| Summary: | valgrind uses getgroups16 in ppc32_linux but should be using getgroups. This causes stack smash | ||
|---|---|---|---|
| Product: | [Developer tools] valgrind | Reporter: | micael <micael.lasry> |
| Component: | general | Assignee: | Julian Seward <jseward> |
| Status: | REPORTED --- | ||
| Severity: | crash | CC: | micael.lasry |
| Priority: | NOR | ||
| Version First Reported In: | 3.13.0 | ||
| Target Milestone: | --- | ||
| Platform: | unspecified | ||
| OS: | Linux | ||
| Latest Commit: | Version Fixed/Implemented In: | ||
| Sentry Crash Report: | |||
(In reply to micael from comment #0) > I compiled valgrind again by changing the || defined(VGP_ppc32_linux) to the > elif statement in the VG_(getgroups) function. Therefore making valgrind use > a 32 bit array instead of 16 bit array. This solved the problem. > > If this is the solution I would be pleased to submit the patch. I would be happy to take that fix, *if* it will work for all ppc32-linux kernels. It is unclear (to me, at least) from your description, whether the fix will work for all kernel versions, or only some. Can you clarify this? |
Architecture ------------ ppc32 Scenario: --------- my binary: main: setgroups(30, list ) fork if (son) execve Crash: ------ Valgrind crashes in execv. ( the impossible happened ...) After looking at the crash a little bit here is my insight: When the binary does execv, coregrind/m_libcfile.c:VG_(check_executable) runs. In this function, VG_(getgroups) is called. If we look at coregrind/m_libcproc.c at the implementation of VG_(getgroups), we see that: if defined(VGP_ppc32_linux) then valgrind uses a UShort array.
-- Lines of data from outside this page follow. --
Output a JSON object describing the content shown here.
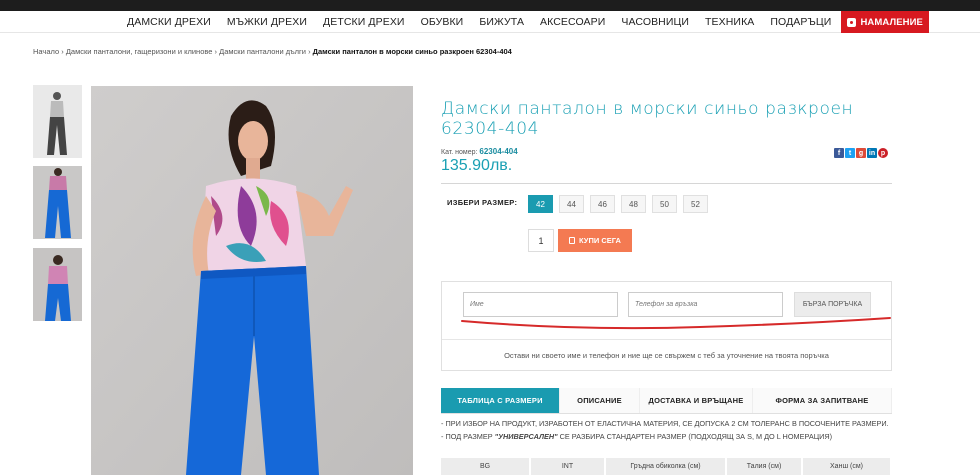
{
  "nav": {
    "items": [
      "ДАМСКИ ДРЕХИ",
      "МЪЖКИ ДРЕХИ",
      "ДЕТСКИ ДРЕХИ",
      "ОБУВКИ",
      "БИЖУТА",
      "АКСЕСОАРИ",
      "ЧАСОВНИЦИ",
      "ТЕХНИКА",
      "ПОДАРЪЦИ"
    ],
    "sale": "НАМАЛЕНИЕ"
  },
  "breadcrumb": {
    "home": "Начало",
    "level1": "Дамски панталони, гащеризони и клинове",
    "level2": "Дамски панталони дълги",
    "current": "Дамски панталон в морски синьо разкроен 62304-404",
    "sep": " › "
  },
  "product": {
    "title": "Дамски панталон в морски синьо разкроен 62304-404",
    "cat_label": "Кат. номер:",
    "cat_number": "62304-404",
    "price": "135.90лв.",
    "size_label": "ИЗБЕРИ РАЗМЕР:",
    "sizes": [
      "42",
      "44",
      "46",
      "48",
      "50",
      "52"
    ],
    "quantity": "1",
    "buy_label": "КУПИ СЕГА"
  },
  "share": {
    "icons": [
      "facebook-icon",
      "twitter-icon",
      "google-plus-icon",
      "linkedin-icon",
      "pinterest-icon"
    ],
    "glyphs": [
      "f",
      "t",
      "g",
      "in",
      "p"
    ],
    "colors": [
      "#3b5998",
      "#1da1f2",
      "#dd4b39",
      "#0077b5",
      "#cb2027"
    ]
  },
  "quick_order": {
    "name_placeholder": "Име",
    "phone_placeholder": "Телефон за връзка",
    "button": "БЪРЗА ПОРЪЧКА",
    "note": "Остави ни своето име и телефон и ние ще се свържем с теб за уточнение на твоята поръчка"
  },
  "tabs": [
    "ТАБЛИЦА С РАЗМЕРИ",
    "ОПИСАНИЕ",
    "ДОСТАВКА И ВРЪЩАНЕ",
    "ФОРМА ЗА ЗАПИТВАНЕ"
  ],
  "size_info": {
    "rule1": "- ПРИ ИЗБОР НА ПРОДУКТ, ИЗРАБОТЕН ОТ ЕЛАСТИЧНА МАТЕРИЯ, СЕ ДОПУСКА 2 СМ ТОЛЕРАНС В ПОСОЧЕНИТЕ РАЗМЕРИ.",
    "rule2_pre": "- ПОД РАЗМЕР ",
    "rule2_bold": "\"УНИВЕРСАЛЕН\"",
    "rule2_post": " СЕ РАЗБИРА СТАНДАРТЕН РАЗМЕР (ПОДХОДЯЩ ЗА S, M ДО L НОМЕРАЦИЯ)",
    "columns": [
      "BG",
      "INT",
      "Гръдна обиколка (см)",
      "Талия (см)",
      "Ханш (см)"
    ]
  },
  "colors": {
    "accent": "#1a9bb0",
    "buy": "#f47a52",
    "sale": "#d71920"
  }
}
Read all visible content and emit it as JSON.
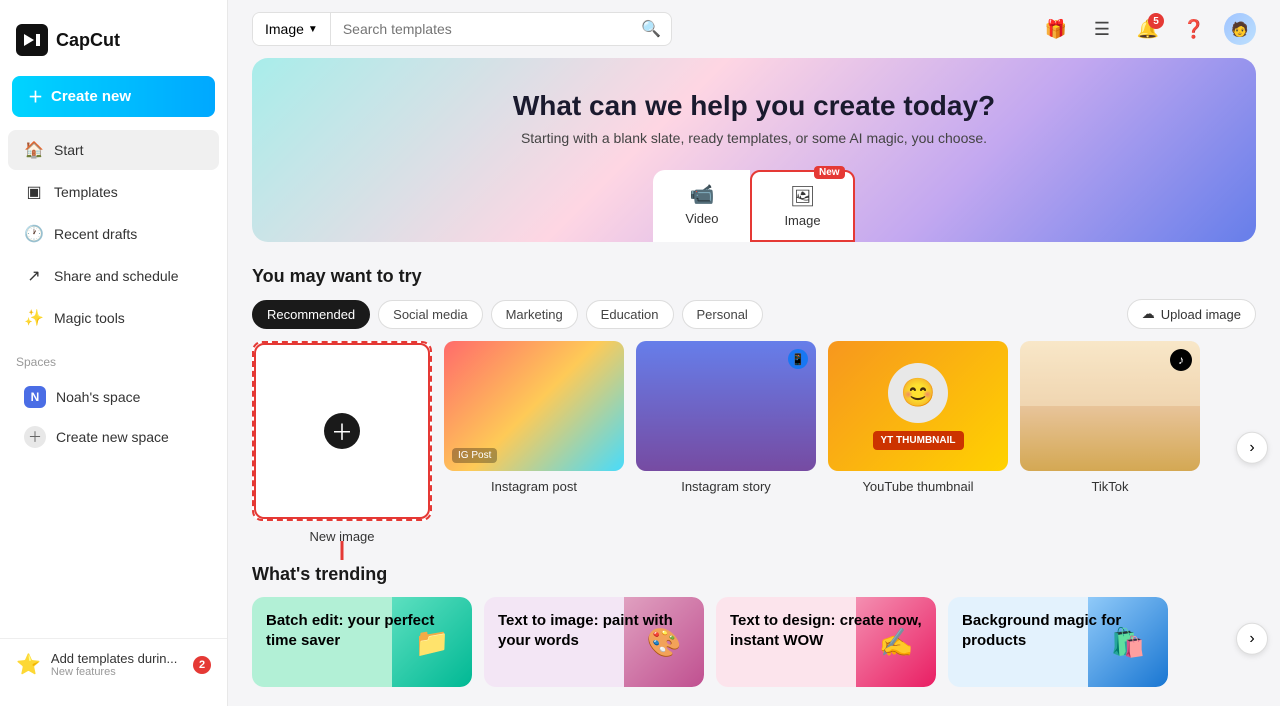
{
  "app": {
    "name": "CapCut"
  },
  "sidebar": {
    "create_new_label": "Create new",
    "nav_items": [
      {
        "id": "start",
        "label": "Start",
        "icon": "🏠",
        "active": true
      },
      {
        "id": "templates",
        "label": "Templates",
        "icon": "▣"
      },
      {
        "id": "recent-drafts",
        "label": "Recent drafts",
        "icon": "🕐"
      },
      {
        "id": "share-schedule",
        "label": "Share and schedule",
        "icon": "↗"
      },
      {
        "id": "magic-tools",
        "label": "Magic tools",
        "icon": "✨"
      }
    ],
    "spaces_label": "Spaces",
    "spaces": [
      {
        "id": "noah",
        "label": "Noah's space",
        "initial": "N"
      },
      {
        "id": "create-space",
        "label": "Create new space",
        "type": "add"
      }
    ],
    "footer": {
      "icon": "⭐",
      "text": "Add templates durin...",
      "subtext": "New features",
      "badge": "2"
    }
  },
  "topbar": {
    "search_dropdown_label": "Image",
    "search_placeholder": "Search templates",
    "icons": {
      "gift": "🎁",
      "menu": "☰",
      "bell": "🔔",
      "bell_badge": "5",
      "help": "❓"
    }
  },
  "hero": {
    "title": "What can we help you create today?",
    "subtitle": "Starting with a blank slate, ready templates, or some AI magic, you choose.",
    "tabs": [
      {
        "id": "video",
        "label": "Video",
        "active": false
      },
      {
        "id": "image",
        "label": "Image",
        "active": true,
        "badge": "New"
      }
    ]
  },
  "you_may_want": {
    "title": "You may want to try",
    "filters": [
      {
        "id": "recommended",
        "label": "Recommended",
        "active": true
      },
      {
        "id": "social-media",
        "label": "Social media"
      },
      {
        "id": "marketing",
        "label": "Marketing"
      },
      {
        "id": "education",
        "label": "Education"
      },
      {
        "id": "personal",
        "label": "Personal"
      }
    ],
    "upload_label": "Upload image",
    "cards": [
      {
        "id": "new-image",
        "label": "New image",
        "type": "new"
      },
      {
        "id": "instagram-post",
        "label": "Instagram post",
        "type": "thumb"
      },
      {
        "id": "instagram-story",
        "label": "Instagram story",
        "type": "thumb"
      },
      {
        "id": "youtube-thumbnail",
        "label": "YouTube thumbnail",
        "type": "thumb"
      },
      {
        "id": "tiktok",
        "label": "TikTok",
        "type": "thumb"
      }
    ]
  },
  "trending": {
    "title": "What's trending",
    "cards": [
      {
        "id": "batch-edit",
        "text": "Batch edit: your perfect time saver",
        "color": "#b2f0d6"
      },
      {
        "id": "text-to-image",
        "text": "Text to image: paint with your words",
        "color": "#f3e6f5"
      },
      {
        "id": "text-to-design",
        "text": "Text to design: create now, instant WOW",
        "color": "#fce4ec"
      },
      {
        "id": "background-magic",
        "text": "Background magic for products",
        "color": "#e3f2fd"
      }
    ]
  }
}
This is probably because it supposes getgroups will be getgroups16 in the kernel. But ppc32 in many kernel versions ( 2.6.16 to 3.9 or so) does not even have the option to select CONFIG_UID16. Meaning it cant compile getgroups16. So when valgrind calls the syscall, the kernel overruns the list16 array passed by the valgrind. After that valgrind crashes because its stack is smashed. Notes ----- The crash happens only when the setgroups is called with a big enough number. Otherwise the overrun is not big enough. Solution -------- I compiled valgrind again by changing the || defined(VGP_ppc32_linux) to the elif statement in the VG_(getgroups) function. Therefore making valgrind use a 32 bit array instead of 16 bit array. This solved the problem. If this is the solution I would be pleased to submit the patch.